Como consumidor de ficción detesto los adoctrinamientos. Prefiero que sea el consumidor, con su inteligencia y su preparación, quien decida si los falsos discursos narrativos merecen ser seguidos o no. Si un autor de novelas o un director de un filme quiere suicidar o encumbrar su carrera falseando la historia o la realidad, prefiero que sea quien recibe esa tergiversación quien decida si quiere asesinar o salvar al creador.
No soporto los discursos moralistas de quien quiere retirar una película de Netflix según los argumentos ideológicos o sociopolíticos que defiende. Estoy harto de ver malas ficciones que son defendidas por su discurso como magníficas realizaciones ficcionales que son atacadas por su argumentación sociopolítica. Pues prefiero que existan ambas, y que decida el lector-espectador.
Otra cosa, y en esto sí me siento bastante preocupado, es la cultura intelectual del consumidor de ficciones.
Vivimos una cultura de masas, y mucho más que nunca, la imagen nos condiciona porque esta viaja mucho más rápido al otro lado del mundo que nunca antes en la historia. La cultura y preparación intelectual del consumidor actual es un problema en esta circunstancia dado que en esta sociedad de la tiranía de la imagen hemos desterrado las ciencias sociales (es decir la Filosofía, Historia, Geografía, Sociología, etc…) de los medios de comunicación de masas.
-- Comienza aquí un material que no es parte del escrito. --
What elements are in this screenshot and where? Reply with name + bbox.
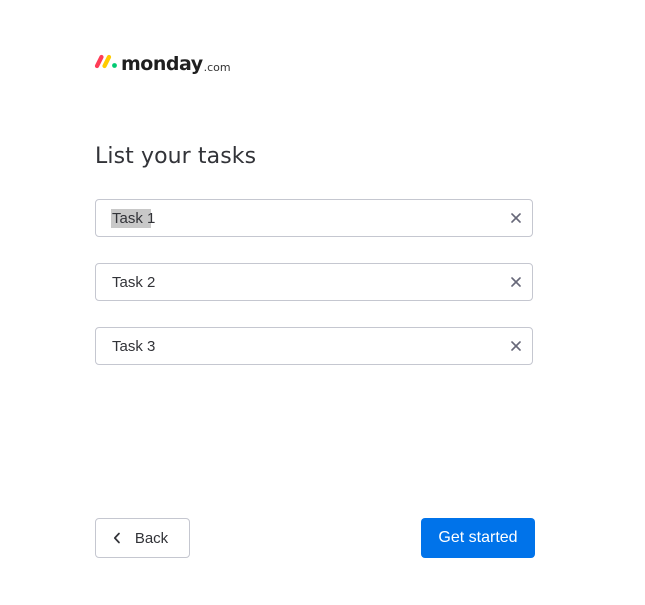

Para aprender sobre el mundo que nos rodea, y digo aprender en todos los sentidos, desde la antigüedad hasta hoy, no puede ser que nos quedemos en el medio televisivo, las redes sociales y las plataformas audiovisuales online.
Para juzgar con argumentos sólidos la realidad, y de paso una serie que nos falsea la historia, tenemos que ir más allá de la imagen que se nos transmite por estos medios facilones y debemos meter la nariz en aquellos que exigen años de trabajo y perseverancia, y entiendo que no todos están dispuestos al agotamiento que exige este esfuerzo.
No estoy muy seguro que el lector o espectador actual, sea capaz de comprender el falseamiento histórico y el fraude intelectual que implica proponer una Ana Bolena negra y feminista. Una gran parte de los que hoy ven la serie, llevan años de adoctrinamiento en un discurso moral y correcto dominante que probablemente los lleve a que, en años futuros, muchos de ellos transmitan a sus hijos que Ana Bolena era negra y jamás se cuestionarán la hipocresía histórica que implica que una mujer negra estuviera en el trono de Inglaterra en el siglo XVI.
Y bueno, es el mundo que nos ha tocado vivir. En la actualidad no existen discursos inocentes en la ficción. Y este no parece serlo tampoco.